The U.S. was on high alert at the time after the hacking of Democratic National Committee emails by Russian operatives. The data at issue was from the time Obama, not Trump, was in the White House, according to Westby.
“They were simply doing … research of Russian attacks against U.S. entities, including the federal government,” Westby said, adding, “The motion is unfortunate because it offers a lot of confusing information that is not factually accurate.”
In the filing, Durham says Sussman in February 2017 presented officials at a U.S. government agency — the CIA — with information derived from internet traffic that Sussmann said showed that “Trump and/or his associates were using supposedly rare, Russian-made wireless phones in the vicinity of the White House and other locations.”

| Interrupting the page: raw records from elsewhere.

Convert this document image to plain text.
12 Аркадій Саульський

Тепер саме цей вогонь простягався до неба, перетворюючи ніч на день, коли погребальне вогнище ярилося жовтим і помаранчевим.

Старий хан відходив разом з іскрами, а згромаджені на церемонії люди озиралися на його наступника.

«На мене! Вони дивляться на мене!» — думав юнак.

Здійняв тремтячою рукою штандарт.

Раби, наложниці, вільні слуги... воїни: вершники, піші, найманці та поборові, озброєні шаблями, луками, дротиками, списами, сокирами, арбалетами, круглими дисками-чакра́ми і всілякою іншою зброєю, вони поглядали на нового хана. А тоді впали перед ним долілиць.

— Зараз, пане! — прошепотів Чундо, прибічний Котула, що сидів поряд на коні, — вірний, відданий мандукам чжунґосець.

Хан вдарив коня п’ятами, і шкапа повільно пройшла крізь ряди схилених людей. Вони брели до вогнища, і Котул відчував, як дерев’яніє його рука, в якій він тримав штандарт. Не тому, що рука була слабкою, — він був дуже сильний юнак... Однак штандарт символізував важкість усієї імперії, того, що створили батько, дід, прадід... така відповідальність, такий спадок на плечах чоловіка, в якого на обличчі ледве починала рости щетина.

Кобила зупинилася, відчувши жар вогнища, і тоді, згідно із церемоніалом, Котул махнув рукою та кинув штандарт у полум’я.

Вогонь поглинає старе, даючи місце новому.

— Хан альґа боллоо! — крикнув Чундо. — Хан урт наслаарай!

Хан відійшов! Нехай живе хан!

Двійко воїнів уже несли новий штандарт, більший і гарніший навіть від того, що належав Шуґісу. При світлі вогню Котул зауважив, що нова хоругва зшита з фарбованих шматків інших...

The Durham probe has so far produced just three criminal cases that have not undone Mueller’s findings but have focused on significant problems related to early aspects of the Russia investigation, including a so-called dossier of Democratic-funded research into Trump’s ties to Russia and flawed warrants to conduct secret surveillance of Carter Page, a former Trump campaign aide. Those prongs of the investigation took place well before Mueller’s May 2017 appointment.